Rosenheim – Die Diagnose steht oft fest, doch ein zweites, schleichendes Problem wird häufig übersehen: Etwa jeder fünfte Patient bringt – zusätzlich zu seinen eigentlichen Beschwerden – eine Mangelernährung mit ins Krankenhaus. „Besonders viele Fälle sehen wir bei älteren Patienten über 70 Jahre, bei Tumorpatienten und bei Patienten mit einer COPD, also einer chronisch obstruktiven Lungenerkrankung“, erklärt Dr. Inge Hugenberg, Oberärztin der Medizinischen Klinik II und ärztliche Leitung der Ernährungsmedizin im Romed-Klinikum Rosenheim.

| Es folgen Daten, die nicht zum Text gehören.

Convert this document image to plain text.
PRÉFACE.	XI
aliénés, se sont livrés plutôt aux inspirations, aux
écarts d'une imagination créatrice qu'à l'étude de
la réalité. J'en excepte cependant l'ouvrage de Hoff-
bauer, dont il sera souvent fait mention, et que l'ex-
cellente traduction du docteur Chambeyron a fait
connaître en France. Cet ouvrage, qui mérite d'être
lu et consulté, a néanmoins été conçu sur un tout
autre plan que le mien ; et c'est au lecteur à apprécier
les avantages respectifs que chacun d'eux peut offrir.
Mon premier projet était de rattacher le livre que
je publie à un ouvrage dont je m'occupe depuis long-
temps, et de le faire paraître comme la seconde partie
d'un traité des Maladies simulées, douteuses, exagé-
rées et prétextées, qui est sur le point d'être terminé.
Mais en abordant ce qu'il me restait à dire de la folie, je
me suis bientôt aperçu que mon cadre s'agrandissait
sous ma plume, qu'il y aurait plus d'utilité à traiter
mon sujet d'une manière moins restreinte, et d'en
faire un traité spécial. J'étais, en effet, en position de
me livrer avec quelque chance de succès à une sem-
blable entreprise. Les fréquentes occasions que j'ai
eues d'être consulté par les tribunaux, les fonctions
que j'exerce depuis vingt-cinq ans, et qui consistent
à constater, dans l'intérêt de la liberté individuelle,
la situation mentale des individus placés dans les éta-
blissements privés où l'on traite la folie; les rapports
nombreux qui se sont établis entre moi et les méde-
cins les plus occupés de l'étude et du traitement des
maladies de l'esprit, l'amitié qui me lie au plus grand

Was zunächst harmlos klingen mag, zieht laut Hugenberg gravierende Folgen nach sich. Das Spektrum reicht von verzögerter Wundheilung und Komplikationen nach Eingriffen bis hin zu längeren Aufenthalten und einer erhöhten Sterblichkeit. Die Warnsignale sind vielfältig: Appetitlosigkeit, Übelkeit oder Schluckbeschwerden zählen ebenso dazu wie Muskelschwund, Schwäche oder Anzeichen von Dehydration. Laut der Deutschen Gesellschaft für Ernährungsmedizin (DGEM) erhöht Mangelernährung die Sterblichkeit um das Dreifache. Das Kernproblem: Im Klinikalltag konzentriert sich die Aufmerksamkeit oft zuerst auf das Hauptproblem. Die Mangelernährung muss von Ärzten oder Pflegern aktiv erkannt werden – eine Hürde im stressigen Betrieb. Das bestätigt Professor Dr. Stefan von Delius, Chefarzt der Medizinischen Klinik II: „Die Wahrnehmung der Mangelernährung über ein flächendeckendes Screening ist in unserer schnelllebigen Zeit mit Sicherheit ein Problem. Hier müssen alle – Ärzte, Pfleger und auch wir vom Team Ernährungsmedizin – zusammenhelfen, um die Mangelernährung frühzeitig erkennen und eine Therapie einleiten zu können.“ Doch genau dieses Problem geht die Romed-Klinik Rosenheim nun gemeinsam mit der AOK Bayern an. Bis März 2028 werden erwachsene Versicherte der Krankenkasse systematisch auf Mangelernährung untersucht. Beim Screening zählt nicht nur der Body-Mass-Index. Das Personal fragt gezielt ab, ob Patienten in der Vorwoche deutlich weniger gegessen oder in den vergangenen drei Monaten ungewollt Gewicht verloren haben. Doch für diese Genauigkeit braucht es Kapazitäten: „Auch dafür braucht es ausreichend Zeit und Personal“, betont von Delius.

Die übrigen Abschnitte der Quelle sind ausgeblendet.